ClearCube makes good blade system even better
New features in Version 4.0 include beefier blades, improved connection managementFollow @infoworld
In the year since we reviewed its first-generation product, ClearCube has pushed its blade workstation architecture concept even further on both the hardware and software fronts, and we like the results.
ClearCube pioneered the blade-based workstation. An I/Port sits on every user's desk, coupled to a display, keyboard, mouse, and USB-based peripherals. The actual workstation is located on a blade in a centrally managed rack in the datacenter.

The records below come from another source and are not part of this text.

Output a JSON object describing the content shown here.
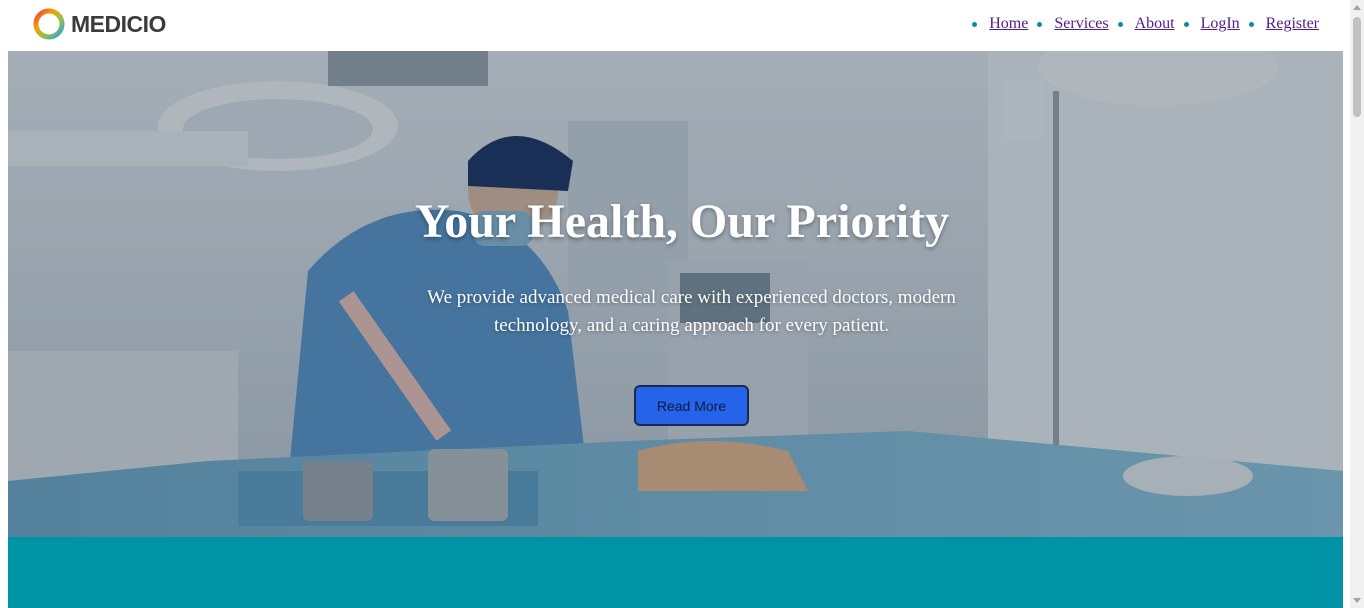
{
  "brand": {
    "name": "MEDICIO",
    "logo_icon": "circle-gradient-icon"
  },
  "nav": {
    "items": [
      {
        "label": "Home"
      },
      {
        "label": "Services"
      },
      {
        "label": "About"
      },
      {
        "label": "LogIn"
      },
      {
        "label": "Register"
      }
    ]
  },
  "hero": {
    "title": "Your Health, Our Priority",
    "description": "We provide advanced medical care with experienced doctors, modern technology, and a caring approach for every patient.",
    "button_label": "Read More"
  },
  "colors": {
    "accent": "#0b8f97",
    "band": "#0093a6",
    "button": "#2563eb",
    "link": "#551a8b"
  }
}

This architecture's impact on adds, moves, and changes is obvious (simply swap a card without ever sending a technician out the door), but it also boasts better security, reliability, and long-term cost savings. For installations in which workstation uptime is critical, ClearCube is a godsend.
Gleaming the ClearCube
ClearCube's new I/Ports, C/Ports, and workstation cards looked great when they arrived at our test lab at the Advanced Network Computing Laboratory (ANCL) in sunny Honolulu. The desktop-oriented C/Port modules are still fanless and can talk back to the blade's brain counterparts as far as 200 meters over CAT5.

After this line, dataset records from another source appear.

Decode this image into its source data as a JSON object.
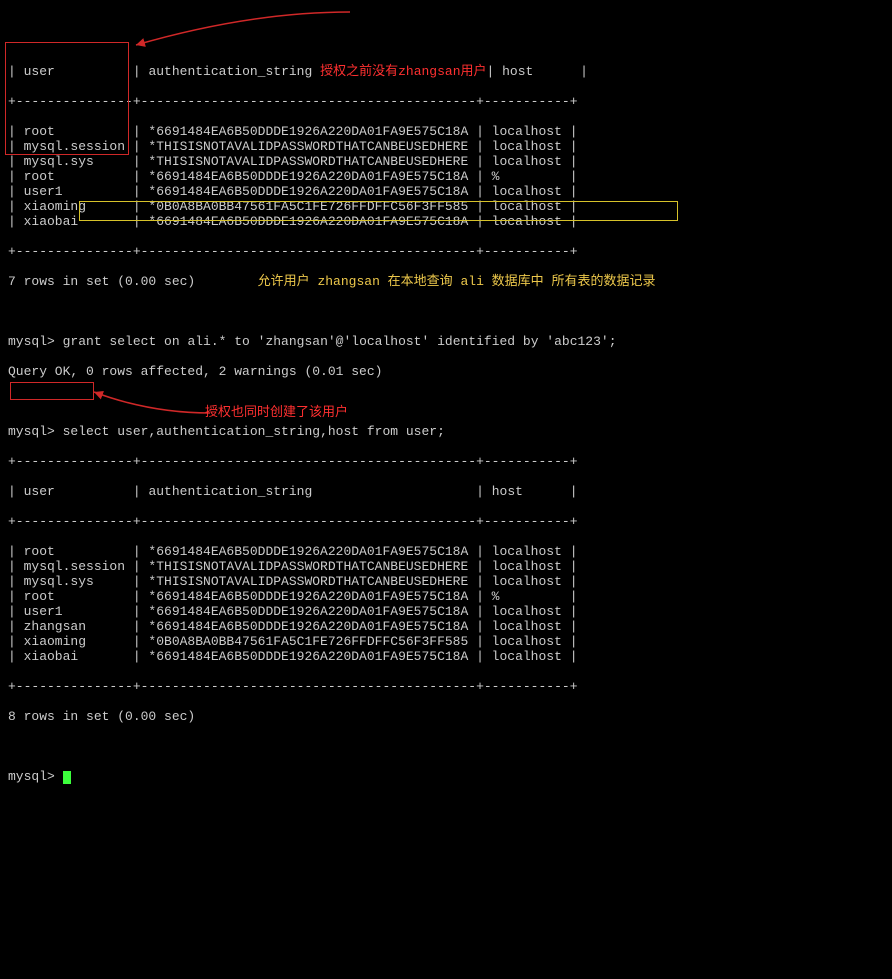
{
  "header": {
    "c1": "user",
    "c2": "authentication_string",
    "c3": "host"
  },
  "ann": {
    "before": "授权之前没有zhangsan用户",
    "allow": "允许用户 zhangsan 在本地查询 ali 数据库中 所有表的数据记录",
    "created": "授权也同时创建了该用户"
  },
  "sep_top": "+---------------+-------------------------------------------+-----------+",
  "table1_rows": [
    {
      "user": "root",
      "auth": "*6691484EA6B50DDDE1926A220DA01FA9E575C18A",
      "host": "localhost"
    },
    {
      "user": "mysql.session",
      "auth": "*THISISNOTAVALIDPASSWORDTHATCANBEUSEDHERE",
      "host": "localhost"
    },
    {
      "user": "mysql.sys",
      "auth": "*THISISNOTAVALIDPASSWORDTHATCANBEUSEDHERE",
      "host": "localhost"
    },
    {
      "user": "root",
      "auth": "*6691484EA6B50DDDE1926A220DA01FA9E575C18A",
      "host": "%"
    },
    {
      "user": "user1",
      "auth": "*6691484EA6B50DDDE1926A220DA01FA9E575C18A",
      "host": "localhost"
    },
    {
      "user": "xiaoming",
      "auth": "*0B0A8BA0BB47561FA5C1FE726FFDFFC56F3FF585",
      "host": "localhost"
    },
    {
      "user": "xiaobai",
      "auth": "*6691484EA6B50DDDE1926A220DA01FA9E575C18A",
      "host": "localhost"
    }
  ],
  "rows1_msg": "7 rows in set (0.00 sec)",
  "prompt": "mysql>",
  "grant_cmd": "grant select on ali.* to 'zhangsan'@'localhost' identified by 'abc123';",
  "grant_result": "Query OK, 0 rows affected, 2 warnings (0.01 sec)",
  "select_cmd": "select user,authentication_string,host from user;",
  "table2_rows": [
    {
      "user": "root",
      "auth": "*6691484EA6B50DDDE1926A220DA01FA9E575C18A",
      "host": "localhost"
    },
    {
      "user": "mysql.session",
      "auth": "*THISISNOTAVALIDPASSWORDTHATCANBEUSEDHERE",
      "host": "localhost"
    },
    {
      "user": "mysql.sys",
      "auth": "*THISISNOTAVALIDPASSWORDTHATCANBEUSEDHERE",
      "host": "localhost"
    },
    {
      "user": "root",
      "auth": "*6691484EA6B50DDDE1926A220DA01FA9E575C18A",
      "host": "%"
    },
    {
      "user": "user1",
      "auth": "*6691484EA6B50DDDE1926A220DA01FA9E575C18A",
      "host": "localhost"
    },
    {
      "user": "zhangsan",
      "auth": "*6691484EA6B50DDDE1926A220DA01FA9E575C18A",
      "host": "localhost"
    },
    {
      "user": "xiaoming",
      "auth": "*0B0A8BA0BB47561FA5C1FE726FFDFFC56F3FF585",
      "host": "localhost"
    },
    {
      "user": "xiaobai",
      "auth": "*6691484EA6B50DDDE1926A220DA01FA9E575C18A",
      "host": "localhost"
    }
  ],
  "rows2_msg": "8 rows in set (0.00 sec)"
}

On top of these, ClearCube added the missing component it needed to run a connection over truly long distances: Microsoft Remote Desktop. The tricky part here is that Microsoft Terminal Server functions by taking a limited resource and slicing it thinner and thinner with each additional client. ClearCube manages this with a high-density back end, bolstered by grid-style CPU pooling that alleviates the problems inherent in Terminal Server's time-sharing scheme.
Users' desktop setups stay mostly the same; for true telecommuting tasks, the new I/Port i8010 is based on an embedded Linux platform that provides only remote desktop capability. Meanwhile, the i8800 is based on embedded Windows XP and provides just enough Windows functionality to support VPNs and local printer support in addition to Remote Desktop.

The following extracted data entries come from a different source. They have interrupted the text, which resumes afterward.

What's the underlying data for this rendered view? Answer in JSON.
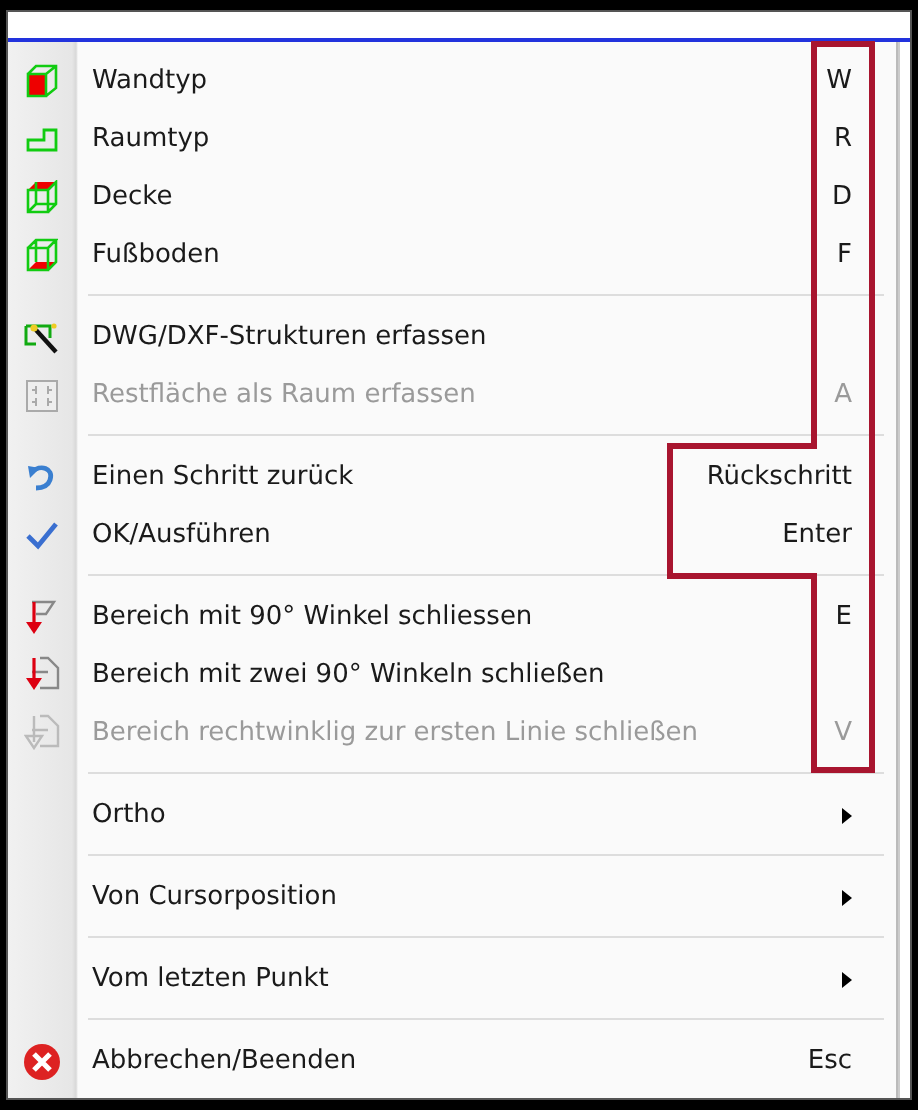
{
  "menu": {
    "items": [
      {
        "kind": "item",
        "label": "Wandtyp",
        "shortcut": "W",
        "disabled": false
      },
      {
        "kind": "item",
        "label": "Raumtyp",
        "shortcut": "R",
        "disabled": false
      },
      {
        "kind": "item",
        "label": "Decke",
        "shortcut": "D",
        "disabled": false
      },
      {
        "kind": "item",
        "label": "Fußboden",
        "shortcut": "F",
        "disabled": false
      },
      {
        "kind": "separator"
      },
      {
        "kind": "item",
        "label": "DWG/DXF-Strukturen erfassen",
        "disabled": false
      },
      {
        "kind": "item",
        "label": "Restfläche als Raum erfassen",
        "shortcut": "A",
        "disabled": true
      },
      {
        "kind": "separator"
      },
      {
        "kind": "item",
        "label": "Einen Schritt zurück",
        "shortcut": "Rückschritt",
        "disabled": false
      },
      {
        "kind": "item",
        "label": "OK/Ausführen",
        "shortcut": "Enter",
        "disabled": false
      },
      {
        "kind": "separator"
      },
      {
        "kind": "item",
        "label": "Bereich mit 90° Winkel schliessen",
        "shortcut": "E",
        "disabled": false
      },
      {
        "kind": "item",
        "label": "Bereich mit zwei 90° Winkeln schließen",
        "disabled": false
      },
      {
        "kind": "item",
        "label": "Bereich rechtwinklig zur ersten Linie schließen",
        "shortcut": "V",
        "disabled": true
      },
      {
        "kind": "separator"
      },
      {
        "kind": "submenu",
        "label": "Ortho",
        "disabled": false
      },
      {
        "kind": "separator"
      },
      {
        "kind": "submenu",
        "label": "Von Cursorposition",
        "disabled": false
      },
      {
        "kind": "separator"
      },
      {
        "kind": "submenu",
        "label": "Vom letzten Punkt",
        "disabled": false
      },
      {
        "kind": "separator"
      },
      {
        "kind": "item",
        "label": "Abbrechen/Beenden",
        "shortcut": "Esc",
        "disabled": false
      }
    ]
  }
}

Making I/Ports function as fully powered workstations is the job of a ClearCube PC Blade, and the company has upgraded the blades almost continuously during the past year. There are two basic varieties, the R1200 and the R2100; which one you choose will depend on whether your users require standard desktop power or a more muscular workstation.
The R1200 is the more mainstream blade, with Intel Pentium 4 (3.4GHz with HT) processors, as much as 2GB RAM, and an Intel Extreme Graphics subsystem all attached to a single ATA-based disk subsystem (as much as 120GB). The R2100, affectionately called the "Fatboy" or the "double-wide," is a double-sized blade carrying dual 3.06GHz Intel Xeon CPUs, as much as 4GB RAM; a high-end, Nvidia-based graphics subsystem; dual, gigabit-capable network connections; and other workstation-style tidbits, including a disk size as large as 120GB. Both cards can support multidisplay options for hooking up as many as four displays to a single C/Port.
On the software side, ClearCube made some significant changes to its CMS (ClearCube Management Suite) software, now in Version 4.0. The four core management modules (Blade Manager, Switch Manager, Data Failover, and Move Manager) all remain, albeit with a few changes.